5 steps for evaluating radiology AI applications
Radiology artificial intelligence (AI) continues to gain traction in medical imaging, promising enhanced detection and improved workflow efficiency. However, selecting the right AI tool requires careful evaluation. Jason Poff, MD, a radiologist at Greensboro Radiology and the director of innovation deployment for AI at Radiology Partners, outlined a five-step AI model validation process designed to assess medical imaging tools effectively.
"If we want our radiologists to be excited about an AI tool and to engage with it, we ought to measure things that are relevant to them. And so the real purpose of this five-step process was to look at these AI models through the lens of a radiologist, because value is in their eyes. We focus on trying to generate some metrics that might predict whether they'll like an AI tool, whether they'll use it and whether they'll get the most value out of it so that patients benefit, so health systems actually get value out of these tools," Poff explained.

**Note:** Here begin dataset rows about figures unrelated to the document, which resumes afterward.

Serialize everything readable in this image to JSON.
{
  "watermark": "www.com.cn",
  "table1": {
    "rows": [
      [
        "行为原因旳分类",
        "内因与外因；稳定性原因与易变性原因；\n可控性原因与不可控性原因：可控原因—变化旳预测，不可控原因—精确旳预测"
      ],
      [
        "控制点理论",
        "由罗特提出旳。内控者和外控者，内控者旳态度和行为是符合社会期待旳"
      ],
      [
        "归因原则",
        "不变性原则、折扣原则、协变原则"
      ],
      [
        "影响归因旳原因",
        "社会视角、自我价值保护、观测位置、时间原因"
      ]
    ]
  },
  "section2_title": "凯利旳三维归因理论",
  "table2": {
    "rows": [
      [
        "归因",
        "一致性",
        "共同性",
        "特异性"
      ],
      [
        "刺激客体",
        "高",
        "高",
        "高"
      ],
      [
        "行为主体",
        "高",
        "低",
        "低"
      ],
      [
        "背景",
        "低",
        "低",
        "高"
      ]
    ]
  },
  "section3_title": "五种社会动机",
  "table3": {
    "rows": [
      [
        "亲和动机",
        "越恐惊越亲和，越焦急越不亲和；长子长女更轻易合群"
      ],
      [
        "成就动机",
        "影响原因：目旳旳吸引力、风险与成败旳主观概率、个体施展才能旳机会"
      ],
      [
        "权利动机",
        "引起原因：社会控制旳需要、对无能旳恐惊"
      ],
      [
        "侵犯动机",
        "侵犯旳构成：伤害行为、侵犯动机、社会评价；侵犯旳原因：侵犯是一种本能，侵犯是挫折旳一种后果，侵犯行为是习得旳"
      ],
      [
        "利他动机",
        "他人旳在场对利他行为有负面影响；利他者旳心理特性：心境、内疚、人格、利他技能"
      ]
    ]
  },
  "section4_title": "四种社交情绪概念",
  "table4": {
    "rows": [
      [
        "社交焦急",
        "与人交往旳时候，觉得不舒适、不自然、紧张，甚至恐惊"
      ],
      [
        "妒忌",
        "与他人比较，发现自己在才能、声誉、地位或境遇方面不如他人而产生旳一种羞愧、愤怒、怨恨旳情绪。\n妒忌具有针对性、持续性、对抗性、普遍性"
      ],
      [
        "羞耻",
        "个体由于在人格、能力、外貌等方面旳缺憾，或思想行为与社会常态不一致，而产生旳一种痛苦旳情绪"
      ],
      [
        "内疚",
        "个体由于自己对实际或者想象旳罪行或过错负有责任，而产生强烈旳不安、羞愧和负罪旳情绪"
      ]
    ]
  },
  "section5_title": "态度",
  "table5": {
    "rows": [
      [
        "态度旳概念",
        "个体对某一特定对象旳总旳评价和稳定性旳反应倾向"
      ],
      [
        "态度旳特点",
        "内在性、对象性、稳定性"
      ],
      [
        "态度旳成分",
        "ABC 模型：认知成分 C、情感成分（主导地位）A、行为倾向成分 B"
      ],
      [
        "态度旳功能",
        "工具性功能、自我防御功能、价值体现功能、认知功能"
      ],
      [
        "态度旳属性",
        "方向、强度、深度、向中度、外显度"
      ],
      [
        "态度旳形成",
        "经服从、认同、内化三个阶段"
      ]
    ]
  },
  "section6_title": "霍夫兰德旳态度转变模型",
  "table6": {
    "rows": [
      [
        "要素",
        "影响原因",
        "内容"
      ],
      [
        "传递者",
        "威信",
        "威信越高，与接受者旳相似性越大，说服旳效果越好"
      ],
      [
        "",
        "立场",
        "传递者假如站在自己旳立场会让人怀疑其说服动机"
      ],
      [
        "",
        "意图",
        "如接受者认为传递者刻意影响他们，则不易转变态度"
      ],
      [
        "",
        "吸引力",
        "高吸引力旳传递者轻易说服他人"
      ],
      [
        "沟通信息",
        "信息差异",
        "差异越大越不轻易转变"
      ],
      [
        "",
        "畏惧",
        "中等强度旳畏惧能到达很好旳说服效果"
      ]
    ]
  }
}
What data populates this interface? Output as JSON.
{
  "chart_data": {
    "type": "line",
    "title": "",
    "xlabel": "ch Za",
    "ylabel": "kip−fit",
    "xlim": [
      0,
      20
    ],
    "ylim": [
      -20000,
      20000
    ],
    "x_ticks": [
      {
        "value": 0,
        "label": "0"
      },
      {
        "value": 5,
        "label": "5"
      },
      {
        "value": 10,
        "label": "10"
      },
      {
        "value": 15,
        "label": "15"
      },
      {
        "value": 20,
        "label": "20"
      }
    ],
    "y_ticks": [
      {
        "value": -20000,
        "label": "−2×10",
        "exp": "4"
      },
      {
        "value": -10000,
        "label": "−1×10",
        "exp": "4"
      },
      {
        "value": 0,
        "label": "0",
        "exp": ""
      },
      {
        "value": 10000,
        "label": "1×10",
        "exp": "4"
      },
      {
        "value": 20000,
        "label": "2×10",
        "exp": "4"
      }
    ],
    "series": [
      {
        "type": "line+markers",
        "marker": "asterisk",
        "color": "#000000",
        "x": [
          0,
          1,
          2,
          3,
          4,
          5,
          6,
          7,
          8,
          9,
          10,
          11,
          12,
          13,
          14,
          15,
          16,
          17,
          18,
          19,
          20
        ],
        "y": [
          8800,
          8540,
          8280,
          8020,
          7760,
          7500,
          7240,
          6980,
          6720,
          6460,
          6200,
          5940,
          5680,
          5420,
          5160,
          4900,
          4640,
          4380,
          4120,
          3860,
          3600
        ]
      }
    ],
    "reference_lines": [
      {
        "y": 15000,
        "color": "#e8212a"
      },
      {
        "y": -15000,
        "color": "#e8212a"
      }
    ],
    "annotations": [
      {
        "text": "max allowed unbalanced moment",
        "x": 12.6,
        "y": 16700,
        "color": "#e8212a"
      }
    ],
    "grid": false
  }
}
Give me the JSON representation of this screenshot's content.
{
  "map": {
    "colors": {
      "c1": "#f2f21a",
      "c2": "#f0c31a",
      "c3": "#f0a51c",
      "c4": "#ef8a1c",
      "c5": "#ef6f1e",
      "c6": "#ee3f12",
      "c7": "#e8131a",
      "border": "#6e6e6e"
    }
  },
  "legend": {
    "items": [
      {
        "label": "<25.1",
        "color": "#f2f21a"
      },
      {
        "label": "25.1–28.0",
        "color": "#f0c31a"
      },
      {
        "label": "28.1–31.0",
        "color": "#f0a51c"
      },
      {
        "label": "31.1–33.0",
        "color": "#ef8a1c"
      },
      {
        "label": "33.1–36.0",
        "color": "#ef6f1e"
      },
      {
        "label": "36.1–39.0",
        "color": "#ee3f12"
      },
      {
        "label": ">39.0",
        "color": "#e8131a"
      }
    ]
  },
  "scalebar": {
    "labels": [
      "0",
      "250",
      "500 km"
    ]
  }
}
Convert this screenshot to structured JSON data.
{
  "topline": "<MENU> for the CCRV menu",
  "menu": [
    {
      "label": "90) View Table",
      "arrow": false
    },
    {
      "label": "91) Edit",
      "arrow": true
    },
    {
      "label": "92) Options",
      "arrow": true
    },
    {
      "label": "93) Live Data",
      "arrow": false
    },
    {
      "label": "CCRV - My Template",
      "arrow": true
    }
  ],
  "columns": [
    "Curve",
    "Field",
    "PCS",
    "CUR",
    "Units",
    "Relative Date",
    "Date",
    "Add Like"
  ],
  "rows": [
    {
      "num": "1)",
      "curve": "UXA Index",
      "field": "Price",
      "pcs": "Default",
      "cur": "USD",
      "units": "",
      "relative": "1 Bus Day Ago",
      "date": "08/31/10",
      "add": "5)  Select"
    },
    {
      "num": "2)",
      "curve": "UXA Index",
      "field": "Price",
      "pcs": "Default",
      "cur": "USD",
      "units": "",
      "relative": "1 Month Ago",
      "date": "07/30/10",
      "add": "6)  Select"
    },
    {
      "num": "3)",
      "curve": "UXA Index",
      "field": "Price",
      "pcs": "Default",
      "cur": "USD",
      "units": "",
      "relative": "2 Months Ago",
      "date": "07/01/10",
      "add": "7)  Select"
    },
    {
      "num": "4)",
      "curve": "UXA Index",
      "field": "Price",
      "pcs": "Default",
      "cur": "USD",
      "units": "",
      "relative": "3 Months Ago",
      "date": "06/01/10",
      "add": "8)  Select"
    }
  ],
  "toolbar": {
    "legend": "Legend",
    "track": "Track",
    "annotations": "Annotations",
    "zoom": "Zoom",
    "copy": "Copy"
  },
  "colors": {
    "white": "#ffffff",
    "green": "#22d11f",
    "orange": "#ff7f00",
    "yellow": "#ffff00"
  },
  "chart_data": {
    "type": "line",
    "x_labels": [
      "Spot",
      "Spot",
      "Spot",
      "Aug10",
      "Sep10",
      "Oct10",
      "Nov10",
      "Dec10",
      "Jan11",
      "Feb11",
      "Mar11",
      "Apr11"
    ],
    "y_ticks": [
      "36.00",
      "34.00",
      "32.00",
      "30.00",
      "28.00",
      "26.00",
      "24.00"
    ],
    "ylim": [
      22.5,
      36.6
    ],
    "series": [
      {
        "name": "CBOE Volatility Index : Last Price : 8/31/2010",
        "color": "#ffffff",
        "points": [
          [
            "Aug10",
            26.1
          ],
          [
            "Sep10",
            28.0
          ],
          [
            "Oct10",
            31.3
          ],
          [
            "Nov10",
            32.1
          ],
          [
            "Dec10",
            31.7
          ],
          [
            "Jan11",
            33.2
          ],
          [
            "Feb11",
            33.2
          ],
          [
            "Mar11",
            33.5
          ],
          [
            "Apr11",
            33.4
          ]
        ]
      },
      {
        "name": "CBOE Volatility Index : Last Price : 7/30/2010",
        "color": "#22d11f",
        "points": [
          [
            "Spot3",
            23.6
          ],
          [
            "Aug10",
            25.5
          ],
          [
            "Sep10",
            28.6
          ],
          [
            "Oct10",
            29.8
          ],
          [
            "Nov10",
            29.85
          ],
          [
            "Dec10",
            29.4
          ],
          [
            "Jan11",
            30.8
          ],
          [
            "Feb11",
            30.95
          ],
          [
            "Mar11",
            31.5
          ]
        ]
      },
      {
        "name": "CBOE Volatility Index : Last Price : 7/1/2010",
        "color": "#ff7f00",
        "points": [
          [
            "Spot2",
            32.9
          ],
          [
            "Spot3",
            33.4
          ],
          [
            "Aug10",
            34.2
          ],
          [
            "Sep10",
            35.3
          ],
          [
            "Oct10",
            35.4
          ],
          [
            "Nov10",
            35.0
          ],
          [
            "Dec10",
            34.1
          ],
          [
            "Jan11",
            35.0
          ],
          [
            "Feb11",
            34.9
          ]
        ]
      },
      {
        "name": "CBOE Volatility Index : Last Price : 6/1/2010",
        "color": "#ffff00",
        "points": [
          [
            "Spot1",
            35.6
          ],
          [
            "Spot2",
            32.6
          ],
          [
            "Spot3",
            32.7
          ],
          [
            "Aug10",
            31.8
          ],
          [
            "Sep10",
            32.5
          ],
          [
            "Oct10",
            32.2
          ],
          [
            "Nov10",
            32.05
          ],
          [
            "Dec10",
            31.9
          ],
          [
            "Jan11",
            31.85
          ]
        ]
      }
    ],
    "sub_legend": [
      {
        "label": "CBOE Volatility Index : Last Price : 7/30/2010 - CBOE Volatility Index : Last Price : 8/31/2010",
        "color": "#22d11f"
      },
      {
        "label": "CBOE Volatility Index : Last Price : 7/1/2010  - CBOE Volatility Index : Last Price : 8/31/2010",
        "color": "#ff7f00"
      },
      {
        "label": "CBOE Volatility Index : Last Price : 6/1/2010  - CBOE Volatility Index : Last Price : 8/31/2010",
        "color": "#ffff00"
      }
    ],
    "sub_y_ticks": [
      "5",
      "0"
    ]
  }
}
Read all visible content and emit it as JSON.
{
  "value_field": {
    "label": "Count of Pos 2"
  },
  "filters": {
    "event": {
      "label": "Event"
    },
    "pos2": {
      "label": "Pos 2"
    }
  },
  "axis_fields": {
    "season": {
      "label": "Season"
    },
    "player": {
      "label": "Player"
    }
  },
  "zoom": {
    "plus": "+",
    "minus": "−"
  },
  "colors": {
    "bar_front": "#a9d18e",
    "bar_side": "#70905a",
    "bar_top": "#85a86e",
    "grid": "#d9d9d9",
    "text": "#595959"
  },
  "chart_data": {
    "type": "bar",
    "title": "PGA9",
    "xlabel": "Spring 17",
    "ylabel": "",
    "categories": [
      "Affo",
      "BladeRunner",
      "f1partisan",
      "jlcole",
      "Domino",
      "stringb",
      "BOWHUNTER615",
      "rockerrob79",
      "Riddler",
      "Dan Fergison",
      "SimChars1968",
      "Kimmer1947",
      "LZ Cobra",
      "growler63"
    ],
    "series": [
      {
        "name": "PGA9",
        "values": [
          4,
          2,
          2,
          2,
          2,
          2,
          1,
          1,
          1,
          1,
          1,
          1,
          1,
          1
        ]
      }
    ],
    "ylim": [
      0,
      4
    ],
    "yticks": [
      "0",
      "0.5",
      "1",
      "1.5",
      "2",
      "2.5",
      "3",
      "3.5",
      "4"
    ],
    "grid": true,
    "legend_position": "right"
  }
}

He said practices and hospitals that do not do this type of critical AI evaluation often find the radiologists do not use the products once they are implemented.
Poff spoke with Health Imaging at the Radiological Society of North America (RSNA) 2024.
The five-step AI model validation process
Poff’s approach focuses on ensuring that AI models provide meaningful value to radiologists while minimizing drawbacks. The five key steps in his evaluation process include:
1. Performance statistics: This step involves assessing the accuracy and efficiency of the AI tool based on standard statistical metrics, ensuring that it meets baseline expectations for clinical use.
2. AI-enhanced detection rate: A crucial metric, this determines whether the AI tool helps radiologists detect findings that they might have otherwise missed, thereby improving diagnostic performance.
3. Wow cases: These are instances where the AI tool significantly enhances diagnostic capabilities, providing clear and impactful examples of its effectiveness.
4. AI pitfalls: Understanding the limitations and potential weaknesses of the AI model helps radiologists navigate its shortcomings and avoid misdiagnoses.
5. Gain-to-pain ratio: The final step evaluates whether the benefits of the AI tool outweigh the challenges of its implementation, such as workflow disruptions or false positives.
Implementation AI in practice
Poff emphasized the importance of investing time and expertise in AI evaluation before deployment. At Radiology Partners, a team of data scientists, IT experts and physician leaders collaborate to conduct retrospective analyses of AI models. By simulating how AI tools would have performed in past cases, they predict their real-world impact on patient care and radiologist efficiency.
"Basically we do all the work upfront. We actually spend a lot of time and effort before we ever put these tools into production, before they ever touch a patient," Poff explained.
He said they perform what they call a "retrospective look back," where they look at patient cases from a few months earlier with the AI. They also imagine what might have happened if their radiologist had access to the new AI tool. He said these tests help gain a deeper understanding of how the AI works and validates its accuracy and its ability to help the radiologist.
"We like to measure what the potential upside of how much we could elevate their standard of care if they had had these AI tools," he explained.
Not all AI models make the cut
Despite FDA clearance being a prerequisite for consideration, not all AI models meet the threshold for deployment. Poff shared an example of a pneumothorax detection AI that, while capable of identifying collapsed lungs, failed to add value because radiologists were already identifying those cases independently. Another example is if an algorithm tends to be wrong more often than it is correct, that quickly builds distrust of the AI and radiologists will not use it.
"Ultimately, it comes down to a human radiologist sitting at the workstation saying, 'I feel like I'm getting value out of this tool.' If they don't feel that way, they're very quick to put it to the side and ignore it," Poff said.
If an AI enhances detection rates, that is a specific metric that might be able to elevate care for patients. However, if he does not see that, then it causes pause before they consider investing time and dollars into that. But, Poff said there are other ways you can get value from an AI tool.
"It can help appropriately bring some patients to the top of the worklist, especially these days when we've got a lot of patients needing care. It can be valuable for that triage benefit alone," Poff said.
Tailoring AI to specific practice needs
Poff highlighted that AI’s value varies based on the nature of a radiology practice. Hospitals with emergency departments may prioritize AI tools for stroke detection, while outpatient practices might find greater value in tools designed for chronic disease monitoring.
“There’s no one-size-fits-all AI solution,” he said. “Even a basic evaluation can help determine whether an AI model aligns with the specific needs of a radiology group.”
For smaller radiology practices lacking dedicated AI evaluation teams, Poff recommends appointing an AI champion—someone responsible for understanding AI tools and their potential impact. This may require dedicating time for that person to become an AI expert and do the research on AI that is relevant to that practice. He also suggests leveraging commercial consulting firms that specialize in AI assessment.